A mesma perseguição recaiu sobre praticamente todas as expressões culturais associadas às classes baixas e, em particular, às comunidades de origem africana que antecederam o hip-hop. Para nos cingirmos a estas, na perseguição aos “batuques” em territórios coloniais, vistos como uma ameaça civilizacional pelo “barulho infernal” que geravam e por induzirem a desordem e a embriaguez2, passando pelo medo dos ritmos, demoníacos e nocivos para a saúde do jazz, chegando, enfim, ao hip-hop e aos seus múltiplos géneros, estamos perante uma mesma racionalidade colonial de criação de um “outro”, em cujos comportamentos e costumes se encontram as causas da desordem e disrupção social que legitimam todo um aparato securitário e segregacionista.
As estatísticas e as apreciações qualitativas presentes nestes relatórios, e logo o alarmismo que se procura extrapolar a partir de alguns dos seus dados, não são um mero reflexo da “criminalidade real” nem tão pouco das “ameaças” iminentes ou potenciais, aparentemente surgidas como ervas daninhas, deslocadas das dinâmicas sociais e económicas dominantes. Por outras palavras, não têm apenas um papel “passivo”; têm, acima de tudo, um papel “activo”, condicionando e interferindo na realidade que procuram retratar com aparente distância e objectividade. Para além de manipularem os sentimentos de medo e insegurança na população, brandindo ameaças visíveis e invisíveis, tais dados, e os diagnósticos que a partir deles se constroem, condicionam e legitimam a forma como se concebem as práticas de intervenção policial e a legitimidade com que estas são encaradas publicamente.

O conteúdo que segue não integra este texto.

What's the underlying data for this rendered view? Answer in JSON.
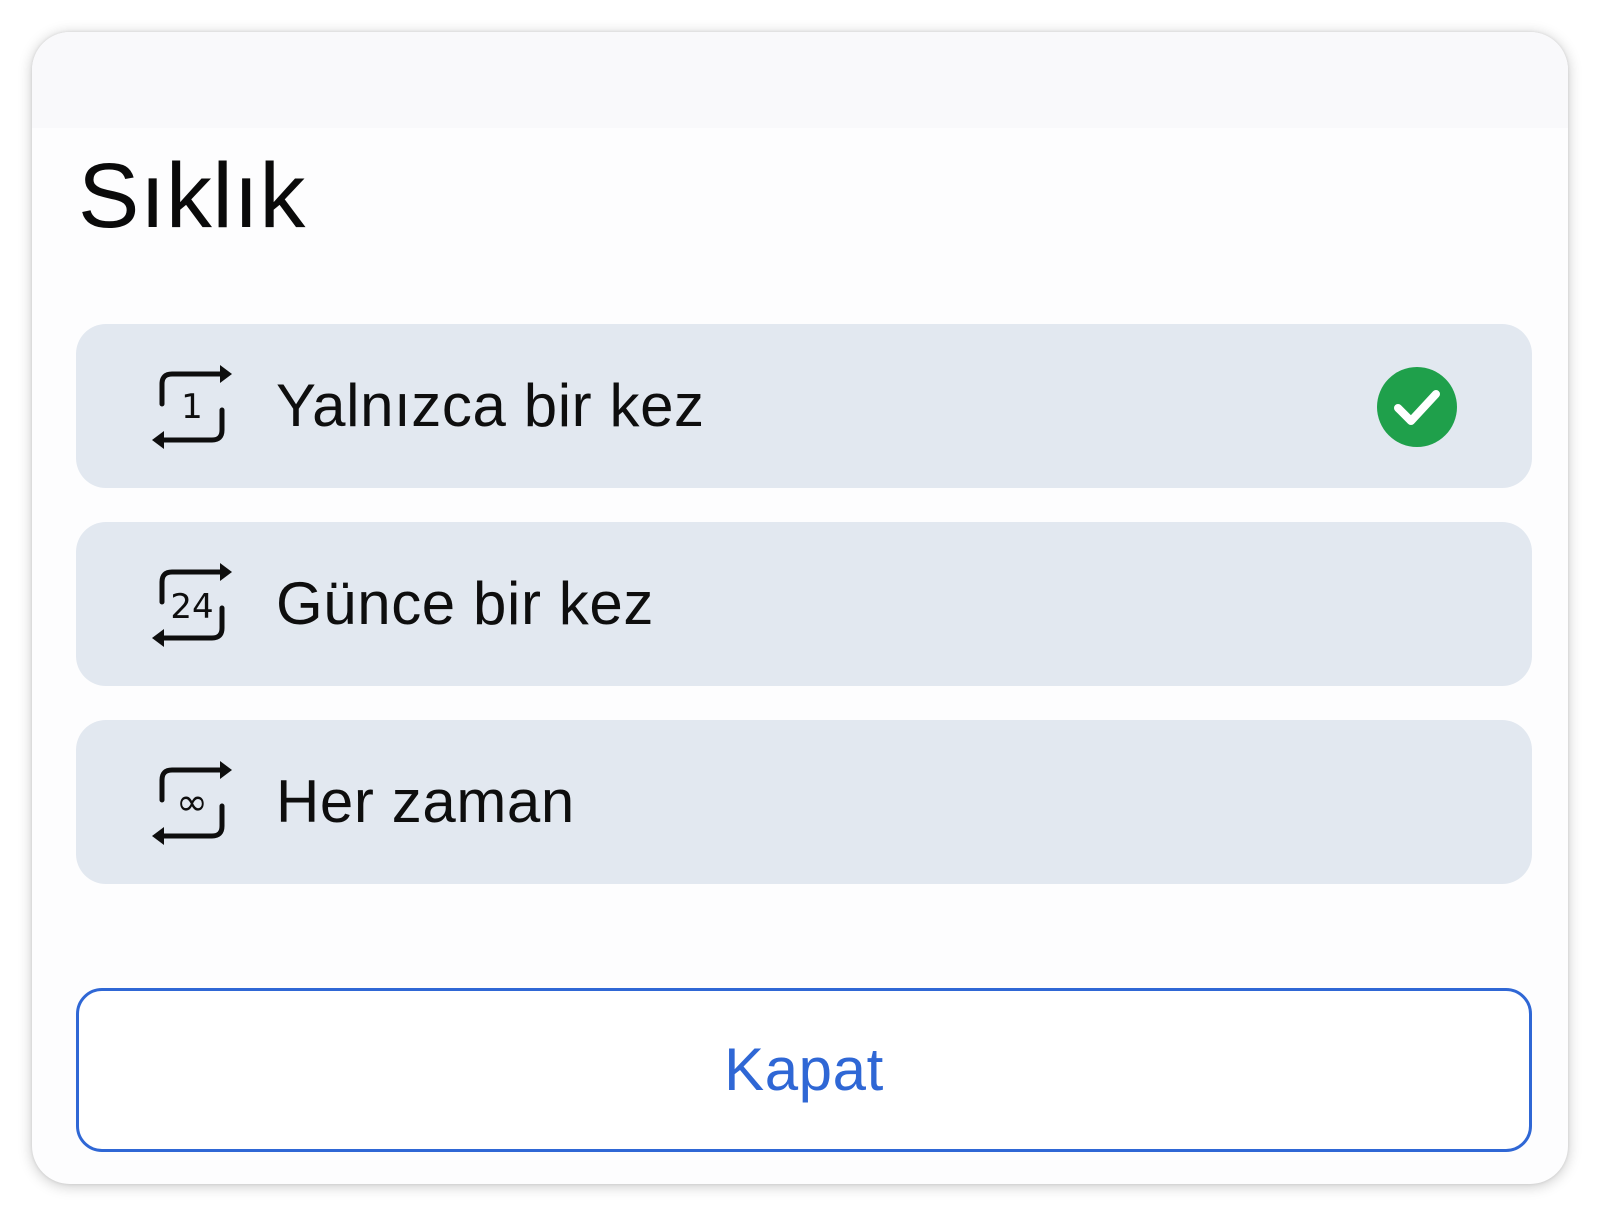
{
  "dialog": {
    "title": "Sıklık"
  },
  "options": [
    {
      "label": "Yalnızca bir kez",
      "icon": "repeat-once-icon",
      "icon_glyph": "1",
      "selected": true
    },
    {
      "label": "Günce bir kez",
      "icon": "repeat-daily-icon",
      "icon_glyph": "24",
      "selected": false
    },
    {
      "label": "Her zaman",
      "icon": "repeat-always-icon",
      "icon_glyph": "∞",
      "selected": false
    }
  ],
  "close_button": {
    "label": "Kapat"
  },
  "colors": {
    "accent": "#2f67d5",
    "selected_check": "#1fa04b",
    "option_background": "#e2e8f0"
  }
}
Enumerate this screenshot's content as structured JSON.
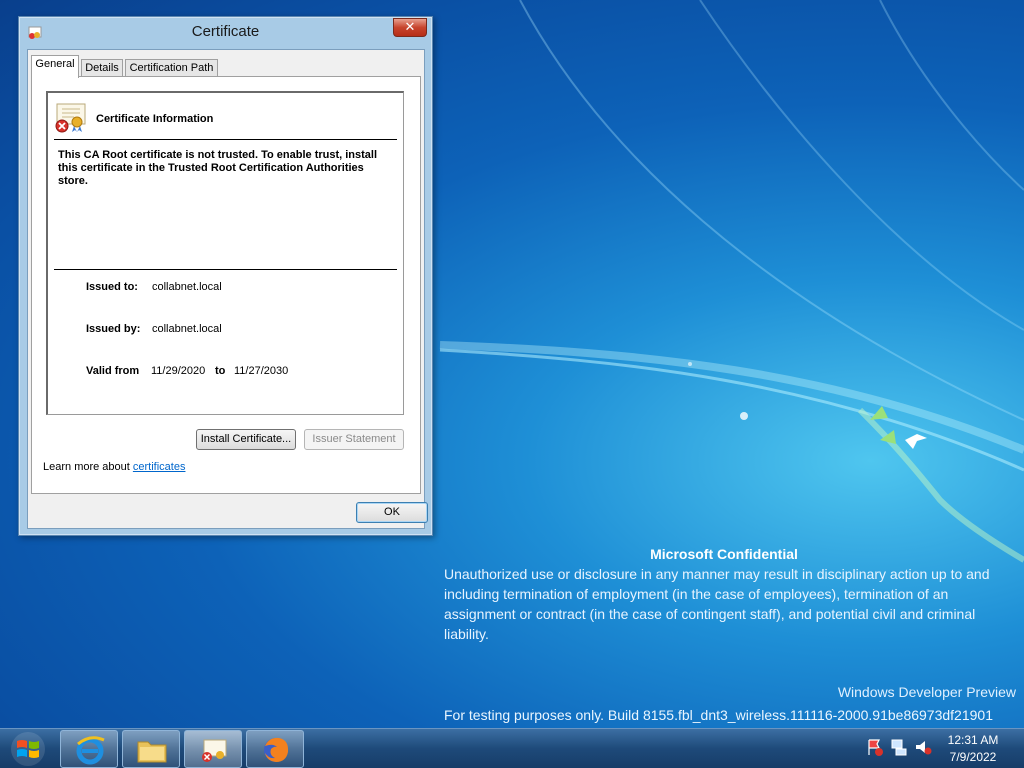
{
  "dialog": {
    "title": "Certificate",
    "close_glyph": "✕",
    "tabs": [
      {
        "label": "General",
        "active": true
      },
      {
        "label": "Details",
        "active": false
      },
      {
        "label": "Certification Path",
        "active": false
      }
    ],
    "general": {
      "heading": "Certificate Information",
      "warning": "This CA Root certificate is not trusted. To enable trust, install this certificate in the Trusted Root Certification Authorities store.",
      "issued_to_label": "Issued to:",
      "issued_to_value": "collabnet.local",
      "issued_by_label": "Issued by:",
      "issued_by_value": "collabnet.local",
      "valid_from_label": "Valid from",
      "valid_from_value": "11/29/2020",
      "valid_to_label": "to",
      "valid_to_value": "11/27/2030",
      "install_button": "Install Certificate...",
      "issuer_button": "Issuer Statement",
      "learn_prefix": "Learn more about ",
      "learn_link": "certificates"
    },
    "ok_button": "OK"
  },
  "desktop": {
    "confidential_title": "Microsoft Confidential",
    "confidential_body": "Unauthorized use or disclosure in any manner may result in disciplinary action up to and including termination of employment (in the case of employees), termination of an assignment or contract (in the case of contingent staff), and potential civil and criminal liability.",
    "watermark_title": "Windows Developer Preview",
    "watermark_build": "For testing purposes only. Build 8155.fbl_dnt3_wireless.111116-2000.91be86973df21901"
  },
  "taskbar": {
    "start_icon": "windows-logo-icon",
    "pinned": [
      "internet-explorer-icon",
      "file-explorer-icon",
      "certificate-icon",
      "firefox-icon"
    ],
    "tray_icons": [
      "action-center-flag-icon",
      "network-icon",
      "volume-muted-icon"
    ],
    "time": "12:31 AM",
    "date": "7/9/2022"
  },
  "colors": {
    "desktop_blue": "#0d62b8",
    "close_red": "#c7442d",
    "link_blue": "#0066cc"
  }
}
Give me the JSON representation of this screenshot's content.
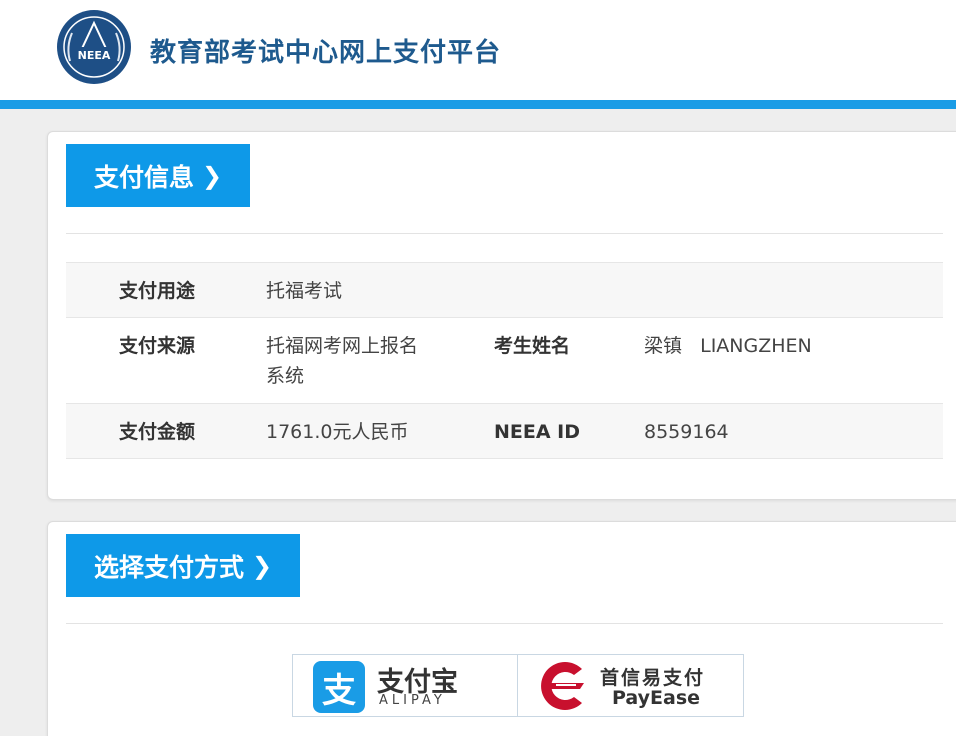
{
  "header": {
    "logo_text": "NEEA",
    "site_title": "教育部考试中心网上支付平台"
  },
  "payment_info": {
    "section_title": "支付信息",
    "rows": [
      {
        "label1": "支付用途",
        "value1": "托福考试",
        "label2": "",
        "value2": ""
      },
      {
        "label1": "支付来源",
        "value1": "托福网考网上报名系统",
        "label2": "考生姓名",
        "value2": "梁镇   LIANGZHEN"
      },
      {
        "label1": "支付金额",
        "value1": "1761.0元人民币",
        "label2": "NEEA ID",
        "value2": "8559164"
      }
    ]
  },
  "payment_method": {
    "section_title": "选择支付方式",
    "options": [
      {
        "name_cn": "支付宝",
        "name_en": "ALIPAY",
        "icon": "alipay-icon",
        "color": "#1a9ce6"
      },
      {
        "name_cn": "首信易支付",
        "name_en": "PayEase",
        "icon": "payease-icon",
        "color": "#c8102e"
      }
    ]
  },
  "colors": {
    "accent": "#0e99e8",
    "header_bar": "#1a9ce6",
    "title_text": "#1e5a8e"
  }
}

Para a comunicação social, os RASI pouco mais são do que material pronto a ser transformado em manchetes rápidas e sensacionais. Contudo, podem e devem servir para mais. Em Portugal, em geral, os episódios que expõem a persistência do seu passado colonial, e os efeitos da discriminação e repressão que se abatem sobre certos sectores da sociedade, são vistos como acidentais e pouco ou nada representativos da realidade nacional, sendo, por isso, incapazes de sustentar um debate necessário. A negação das formas de racismo que estruturam a sociedade portuguesa é uma constante. Mas, como uma leitura dos RASI revela – apesar das suas características e parcialidade, pois os dados e análises são essencialmente baseadas nas informações selectivas das próprias polícias –, os processos de inscrição, em certos corpos e territórios, da origem de alguns dos “males” que “ameaçam” o país redefiniram-se, mas nunca desapareceram. No fim de contas, a exclusão económica, social e política e o racismo continuam a afectar as populações que sempre afectaram, e continuam a estar marcadas no mapa com a mesma nitidez. E uma das formas de esconder a violência de todo um sistema, passa por isolá-la e situá-la em sujeitos e comunidades específicas.